There are a number of other plots which compare distributions of data sets. An interesting one is called a violin plot. A violin plot is a kernel density estimate, mirrored to form a symmetrical shape.

ggplot(nyfs1, aes(x=sex, y=triceps.skinfold, fill = sex)) + 
    geom_violin(trim=FALSE) + 
    guides(fill = "none") +
    labs(title = "Triceps Skinfold by Sex")

Traditionally, these plots are shown with overlaid boxplots and a white dot at the median, like this.

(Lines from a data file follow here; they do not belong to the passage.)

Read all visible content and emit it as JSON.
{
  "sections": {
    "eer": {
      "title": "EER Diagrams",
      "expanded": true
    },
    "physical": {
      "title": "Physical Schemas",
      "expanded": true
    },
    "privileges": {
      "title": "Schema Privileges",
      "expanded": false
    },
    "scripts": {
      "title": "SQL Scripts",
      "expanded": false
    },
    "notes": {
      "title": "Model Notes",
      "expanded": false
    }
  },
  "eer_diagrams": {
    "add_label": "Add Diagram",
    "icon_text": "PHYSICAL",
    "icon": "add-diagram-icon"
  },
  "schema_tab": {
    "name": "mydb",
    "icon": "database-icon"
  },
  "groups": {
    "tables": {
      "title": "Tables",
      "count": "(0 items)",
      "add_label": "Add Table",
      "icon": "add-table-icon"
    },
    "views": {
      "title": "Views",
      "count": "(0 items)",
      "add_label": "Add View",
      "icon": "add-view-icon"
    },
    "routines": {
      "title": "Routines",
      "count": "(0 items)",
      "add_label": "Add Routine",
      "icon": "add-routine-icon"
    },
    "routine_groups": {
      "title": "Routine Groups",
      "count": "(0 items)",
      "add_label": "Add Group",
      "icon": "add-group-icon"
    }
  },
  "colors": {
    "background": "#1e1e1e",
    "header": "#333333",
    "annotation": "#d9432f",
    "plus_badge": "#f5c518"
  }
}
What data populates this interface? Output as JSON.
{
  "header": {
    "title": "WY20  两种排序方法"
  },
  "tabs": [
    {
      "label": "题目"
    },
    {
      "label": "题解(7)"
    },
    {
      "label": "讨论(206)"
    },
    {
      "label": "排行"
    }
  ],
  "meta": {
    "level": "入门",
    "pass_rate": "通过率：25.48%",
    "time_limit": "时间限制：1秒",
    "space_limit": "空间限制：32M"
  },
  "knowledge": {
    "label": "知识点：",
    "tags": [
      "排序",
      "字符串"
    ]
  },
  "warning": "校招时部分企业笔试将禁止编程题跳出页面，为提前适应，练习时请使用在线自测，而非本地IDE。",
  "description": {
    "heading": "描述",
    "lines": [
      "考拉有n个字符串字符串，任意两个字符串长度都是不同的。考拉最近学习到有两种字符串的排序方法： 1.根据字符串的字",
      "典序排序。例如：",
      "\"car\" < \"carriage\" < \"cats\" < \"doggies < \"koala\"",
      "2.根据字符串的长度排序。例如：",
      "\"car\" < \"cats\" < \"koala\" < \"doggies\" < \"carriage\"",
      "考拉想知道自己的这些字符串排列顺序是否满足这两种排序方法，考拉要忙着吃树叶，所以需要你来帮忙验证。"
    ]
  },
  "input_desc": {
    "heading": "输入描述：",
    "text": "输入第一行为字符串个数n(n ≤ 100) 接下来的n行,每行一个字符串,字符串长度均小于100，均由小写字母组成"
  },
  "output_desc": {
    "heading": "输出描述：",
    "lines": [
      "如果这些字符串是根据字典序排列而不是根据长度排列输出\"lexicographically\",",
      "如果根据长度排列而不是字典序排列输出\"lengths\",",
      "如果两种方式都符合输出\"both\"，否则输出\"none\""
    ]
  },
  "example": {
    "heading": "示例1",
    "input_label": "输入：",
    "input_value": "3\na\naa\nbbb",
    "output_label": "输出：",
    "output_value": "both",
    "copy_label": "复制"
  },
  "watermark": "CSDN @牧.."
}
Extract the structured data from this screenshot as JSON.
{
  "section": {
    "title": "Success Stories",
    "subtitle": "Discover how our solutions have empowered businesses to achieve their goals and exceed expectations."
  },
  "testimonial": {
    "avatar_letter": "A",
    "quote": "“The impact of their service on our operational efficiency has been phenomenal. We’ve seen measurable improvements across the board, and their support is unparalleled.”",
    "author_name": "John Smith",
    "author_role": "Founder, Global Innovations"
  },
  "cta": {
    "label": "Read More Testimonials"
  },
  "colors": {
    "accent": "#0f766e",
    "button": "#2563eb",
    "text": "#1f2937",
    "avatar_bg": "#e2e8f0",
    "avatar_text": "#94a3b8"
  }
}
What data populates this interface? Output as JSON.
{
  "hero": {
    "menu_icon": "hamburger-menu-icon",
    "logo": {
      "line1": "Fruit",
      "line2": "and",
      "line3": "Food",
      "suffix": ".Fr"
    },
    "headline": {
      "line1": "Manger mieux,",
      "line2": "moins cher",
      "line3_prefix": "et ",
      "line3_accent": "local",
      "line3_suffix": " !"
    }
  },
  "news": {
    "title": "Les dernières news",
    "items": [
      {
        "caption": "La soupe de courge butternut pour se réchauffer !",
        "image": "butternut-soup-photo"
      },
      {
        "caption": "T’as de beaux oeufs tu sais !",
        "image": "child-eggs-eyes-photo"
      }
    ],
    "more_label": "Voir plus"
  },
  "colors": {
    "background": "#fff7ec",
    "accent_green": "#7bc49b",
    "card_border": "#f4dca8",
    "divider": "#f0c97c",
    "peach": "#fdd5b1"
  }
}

ggplot(nyfs1, aes(x=bmi.cat, y=waist.circ, fill = bmi.cat)) + 
    geom_violin(trim=FALSE) +
    geom_boxplot(width=.1, outlier.colour=NA, 
                 color = c(rep("white",2), rep("black",2))) +
    stat_summary(fun.y=median, geom="point", 
                 fill="white", shape=21, size=3) + 
    scale_fill_viridis(discrete=T) + 
    guides(fill = "none") +
    labs(title = "Waist Circumference by BMI Category in nyfs1", 
         x = "BMI category", y = "Waist Circumference")

10.7 A Ridgeline Plot

Some people don’t like violin plots - for example, see https://simplystatistics.org/2017/07/13/the-joy-of-no-more-violin-plots/. A very new and attractive alternative plot is available. This shows the distribution of several groups simultaneously, especially when you have lots of subgroup categories, and is called a ridgeline plot8.

nyfs1 %>%
    ggplot(aes(x = waist.circ, y = bmi.cat, height = ..density..)) +
    ggridges::geom_density_ridges(scale = 0.85) + 
    labs(title = "Ridgeline Plot of Waist Circumference by BMI category (nyfs1)",
         x = "Waist Circumference", y = "BMI Category")
Picking joint bandwidth of 3.38

And here’s a ridgeline plot for the triceps skinfold. We’ll start by sorting the subgroups by the median value of our outcome (triceps skinfold) in this case, though it turns out not to matter. We’ll also add some color.

nyfs1 %>%
    mutate(bmi.cat = reorder(bmi.cat, triceps.skinfold, median)) %>%
    ggplot(aes(x = triceps.skinfold, y = bmi.cat, fill = bmi.cat, height = ..density..)) +
    ggridges::geom_density_ridges(scale = 0.85) + 
    scale_fill_viridis(discrete = TRUE) +
    guides(fill = FALSE) +
    labs(title = "Ridgeline Plot of Triceps Skinfold by BMI category (nyfs1)",
         x = "Triceps Skinfold", y = "BMI Category") +
    theme_bw()
Picking joint bandwidth of 1.33

For one last example, we’ll look at age by BMI category, so that sorting the BMI subgroups by the median matters, and we’ll try an alternate color scheme, and a theme specially designed for the ridgeline plot.

nyfs1 %>%
    mutate(bmi.cat = reorder(bmi.cat, age.exam, median)) %>%
    ggplot(aes(x = triceps.skinfold, y = bmi.cat, fill = bmi.cat, height = ..density..)) +
    ggridges::geom_density_ridges(scale = 0.85) + 
    scale_fill_brewer(palette = 2) +
    guides(fill = FALSE) +
    labs(title = "Ridgeline Plot of Age at Exam by BMI category (nyfs1)",
         x = "Age at Exam", y = "BMI Category") +
    ggridges::theme_ridges()
Picking joint bandwidth of 1.33

References

Grolemund, Garrett, and Hadley Wickham. 2017. R for Data Science. O’Reilly. http://r4ds.had.co.nz/.


  1. These were originally called joy plots, and the tools were contained in the ggjoy package but that name and package has been deprecated in favor of ggridges.